Ariadne zeigt den Ausweg aus diesem Labyrinth. Es sind die illustrierten Frauen in den Fotografien von Justyna Haronski und Jacqueline Scheibel, die im Gegensatz zu den realen Vorbildern von gestern die eigene Haut radikal zur Leinwand erklären und einen regelrechten Zeichenkrieg entfachen. Hierin zeigt sich der stilistische Bruch, der große Unterschied zu den Stereotypien der Referenzfrauen aus der Nostalgieepoche. Denn die neuen Betties positionieren sich direkt über ihr Äußeres in der ansonsten geschmeidigen Multioptionalgesellschaft, ohne ein halbgares „Eigentlich“, ein lauwarmes „Vielleicht“, ein vorsichtiges „ich könnte“ zu formulieren.

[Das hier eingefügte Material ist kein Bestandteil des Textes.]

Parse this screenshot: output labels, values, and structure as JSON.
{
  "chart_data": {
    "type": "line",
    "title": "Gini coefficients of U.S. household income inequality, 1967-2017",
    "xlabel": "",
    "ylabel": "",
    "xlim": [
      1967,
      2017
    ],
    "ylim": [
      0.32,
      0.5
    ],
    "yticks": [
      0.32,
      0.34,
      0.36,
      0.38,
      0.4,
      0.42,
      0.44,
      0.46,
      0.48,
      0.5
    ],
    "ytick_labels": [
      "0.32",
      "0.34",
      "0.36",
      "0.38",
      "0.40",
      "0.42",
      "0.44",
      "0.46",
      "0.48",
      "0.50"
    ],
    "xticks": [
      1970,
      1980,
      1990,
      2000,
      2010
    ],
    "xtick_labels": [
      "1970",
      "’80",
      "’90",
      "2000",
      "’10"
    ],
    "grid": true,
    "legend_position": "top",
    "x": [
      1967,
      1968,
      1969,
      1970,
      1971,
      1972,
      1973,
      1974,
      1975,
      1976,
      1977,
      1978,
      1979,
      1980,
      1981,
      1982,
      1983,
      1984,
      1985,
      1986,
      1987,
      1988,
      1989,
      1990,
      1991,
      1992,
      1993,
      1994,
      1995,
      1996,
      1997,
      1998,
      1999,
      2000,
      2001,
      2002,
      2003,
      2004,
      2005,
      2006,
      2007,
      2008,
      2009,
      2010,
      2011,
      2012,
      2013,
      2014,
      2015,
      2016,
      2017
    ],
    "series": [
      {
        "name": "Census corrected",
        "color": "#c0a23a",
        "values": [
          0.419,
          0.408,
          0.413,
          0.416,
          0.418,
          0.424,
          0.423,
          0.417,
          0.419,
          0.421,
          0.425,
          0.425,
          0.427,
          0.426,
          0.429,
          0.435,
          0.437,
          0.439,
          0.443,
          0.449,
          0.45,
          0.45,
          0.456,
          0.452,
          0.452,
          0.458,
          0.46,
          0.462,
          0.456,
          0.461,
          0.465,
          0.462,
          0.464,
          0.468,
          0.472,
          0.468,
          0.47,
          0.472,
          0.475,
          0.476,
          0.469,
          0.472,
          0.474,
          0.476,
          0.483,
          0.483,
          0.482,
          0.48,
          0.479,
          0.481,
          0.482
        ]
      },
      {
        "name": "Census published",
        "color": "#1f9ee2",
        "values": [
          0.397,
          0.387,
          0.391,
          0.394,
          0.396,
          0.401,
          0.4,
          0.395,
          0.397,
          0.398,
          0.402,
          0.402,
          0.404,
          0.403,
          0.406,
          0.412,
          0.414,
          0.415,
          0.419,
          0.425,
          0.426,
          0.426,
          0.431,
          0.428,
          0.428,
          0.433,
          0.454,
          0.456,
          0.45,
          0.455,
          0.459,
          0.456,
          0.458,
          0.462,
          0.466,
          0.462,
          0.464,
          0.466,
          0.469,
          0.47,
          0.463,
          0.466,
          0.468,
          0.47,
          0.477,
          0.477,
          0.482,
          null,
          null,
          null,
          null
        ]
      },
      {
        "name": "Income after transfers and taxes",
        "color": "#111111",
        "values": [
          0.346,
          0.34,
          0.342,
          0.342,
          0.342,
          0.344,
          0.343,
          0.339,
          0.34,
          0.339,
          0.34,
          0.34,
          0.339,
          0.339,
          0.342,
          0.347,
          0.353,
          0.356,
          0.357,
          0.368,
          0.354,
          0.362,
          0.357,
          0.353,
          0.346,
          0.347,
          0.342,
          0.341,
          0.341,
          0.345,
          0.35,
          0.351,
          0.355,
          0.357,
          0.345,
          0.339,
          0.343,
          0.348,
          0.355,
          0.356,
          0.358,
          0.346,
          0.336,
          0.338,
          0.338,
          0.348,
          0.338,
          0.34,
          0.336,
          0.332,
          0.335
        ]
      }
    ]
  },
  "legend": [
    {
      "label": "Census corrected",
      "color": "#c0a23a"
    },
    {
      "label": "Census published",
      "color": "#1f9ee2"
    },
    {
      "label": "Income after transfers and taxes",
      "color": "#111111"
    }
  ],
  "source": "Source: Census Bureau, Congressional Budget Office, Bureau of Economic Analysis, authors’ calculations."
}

Auf die Fotografie übertragen erinnert der beiden Diplomandinnen praktizierte Dokumentarstilistik an Danny Lyon, vorausgesetzt, die Fotografien wären in schwarz-weiß abstrahiert worden und die Protagonisten wären Männer. Anderes Material zitiert subtil Martin Parr, wieder anderes, vor allem die vorgefundenen Stillleben, gehen in Ansätzen auf William Eggleston zurück.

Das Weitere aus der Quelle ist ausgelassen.